Q. Some people say that the sudden jerking one sometimes experiences while falling asleep is due to poor circulation. Is this true? If not, what causes it?
A. From time to time almost everyone has a sudden jerking movement while dropping off to sleep. In themselves, they're harmless and not a sign of anything serious. In particular, they don't have anything to do with poor circulation.
Actually, these muscle jerkings are the closest thing to a seizure that healthy people experience. They're brought on by tiny electrical impulses in the areas of the brain that control movement.
For occasional sudden twitching while falling asleep, no examination or treatment is needed.
On the other hand, recurrent twitching that may repeatedly wake you up or disturb your bed partner can be troublesome. Called noctural myoclonus -- meaning nighttime muscle twitching -- this condition usually affects your legs, lasts a couple of seconds and may recur every 20 to 30 seconds. It's an unusual cause of restless sleep and daytime drowsiness, and probably is a type of sleep disorder, rather than a nerve or muscle problem. Not much is known about nocturnal myoclonus, so treatment can be difficult. Occasionally, muscle or nerve relaxers help.
Q. What can you tell me about TIAs (transient ischemic attacks)? Are these a mild heart attack? What is the difference between TIAs and blackouts? Is there anything I can take or do to prevent them? My doctor is treating me with half an aspirin tablet each day.
A. TIAs are short attacks of too little blood getting to vital areas of the brain. They're not related to heart attacks, but are a milder, reversible form of a stroke. The main concern about TIAs is that they are a warning sign of a possible stroke, with more severe brain damage, in the future.
The chief cause of TIAs lies in the carotid arteries, the major arteries on either side of the neck bringing blood to the brain. "Hardening" of these arteries through the buildup of plaque leads to progressive narrowing.
TIAs can result in two main ways, either when the narrowing reaches a critical degree, or when small particles of plaque break off, travel into the brain's circulation, and block off tiny blood vessels that nourish important areas. Either event leads to ischemia, or inadequate blood supply.
Symptoms include temporary weakness, paralysis, dimming of vision and slurred speech -- in other words, symptoms of a stroke, except that they go away, usually within 15 minutes to an hour. Although TIAs can cause fainting or passing out, usually some of the other symptoms occur as well.
If you have a TIA, your doctor will want to listen to your carotid arteries to hear any obstruction to blood flow. There are also a variety of sophisticated tests to detect narrowing within these arteries, including X-rays of the circulation taken after a dye is injected into a vein or an artery.
Doctors sometimes disagree on when it's best to remove a blockage. This type of surgery, called an endarterectomy, does seem to reduce the number of TIAs in the future, but in some people may not decrease the risk of stroke or stroke-related death.
For this and other reasons, some people are treated with medicines like aspirin or Coumadin, which thin the blood and help reduce the occurrence of TIAs and stroke.

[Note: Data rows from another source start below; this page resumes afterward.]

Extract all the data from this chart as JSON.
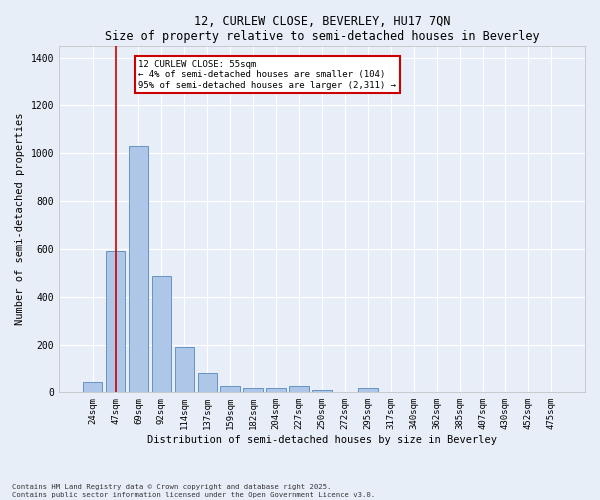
{
  "title": "12, CURLEW CLOSE, BEVERLEY, HU17 7QN",
  "subtitle": "Size of property relative to semi-detached houses in Beverley",
  "xlabel": "Distribution of semi-detached houses by size in Beverley",
  "ylabel": "Number of semi-detached properties",
  "categories": [
    "24sqm",
    "47sqm",
    "69sqm",
    "92sqm",
    "114sqm",
    "137sqm",
    "159sqm",
    "182sqm",
    "204sqm",
    "227sqm",
    "250sqm",
    "272sqm",
    "295sqm",
    "317sqm",
    "340sqm",
    "362sqm",
    "385sqm",
    "407sqm",
    "430sqm",
    "452sqm",
    "475sqm"
  ],
  "values": [
    45,
    590,
    1030,
    485,
    190,
    82,
    28,
    18,
    18,
    25,
    8,
    0,
    18,
    0,
    0,
    0,
    0,
    0,
    0,
    0,
    0
  ],
  "bar_color": "#aec6e8",
  "bar_edge_color": "#5588bb",
  "background_color": "#e8eef8",
  "grid_color": "#ffffff",
  "vline_x": 1,
  "vline_color": "#cc0000",
  "annotation_text": "12 CURLEW CLOSE: 55sqm\n← 4% of semi-detached houses are smaller (104)\n95% of semi-detached houses are larger (2,311) →",
  "annotation_box_color": "#cc0000",
  "ylim": [
    0,
    1450
  ],
  "yticks": [
    0,
    200,
    400,
    600,
    800,
    1000,
    1200,
    1400
  ],
  "footer_line1": "Contains HM Land Registry data © Crown copyright and database right 2025.",
  "footer_line2": "Contains public sector information licensed under the Open Government Licence v3.0."
}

When used for this purpose, aspirin seems to work better in men than in women. A dose of aspirin, by the way, can vary from one or two aspirin a day to two tablets several times a day.
Q. I have heavy thighs and have a chronic problem with chafing. This summer was especially bad. Petroleum jelly didn't help, neither did several other creams. Medicated baby powder worked for a while, but it doesn't stay on very well. I'm beginning to wonder whether I have the female equivalent of "jock itch." Is there some other anti-chafing medication I can try? A. The main thing to figure out is whether you have simple chafing -- skin irratation caused by rubbing -- or a skin ailment.
You may be onto something when you mention "jock itch," which is a good explanation for your problem.
Jock itch is an infection caused by a fungus that grows in moist areas. The medical term is tinea cruris. Tinea means fungus or ringworm, and cruris refers to the inner thighs and groin.
Tinea cruris looks like a flat, reddish brown area with irregular margins. It may be slightly scaly and often itches. It typically starts in the groin and extents down both inner thighs.
If this sounds like your problem, try some over-the-counter anti-fungal medications and see if they work. Tinactin and Aftate, two brands of the anti-fungal drug tolnaftate, come in cream, powder and spray. If these work -- you should see results in a week or two -- you'll know what the problem was and take care of it at the same time. If they don't work and you continue to have a rash, see your doctor.
If you have no rash at all, just simple chafing, there are many creams and ointments you can try. I recommend those with zinc oxide, either plain or in a mixture such as Desitin ointment. If you prefer powders, try Desinex powder, which also works for mild cases of tinea cruris. If powders don't stay on well, try Desinex aeresol powder -- it sprays on.
Q. My doctor gives me vitamin B12 injections for anemia. Recently, my neighbor was told by her doctor that these injections led to softening of the bones. My doctor ridicules this idea. Who is right?
A. I'll have to side with your doctor on this one. There is no truth to the notion that vitamin B12 injections cause softening of the bones. I'm not even sure how such a misconception came about in the first place.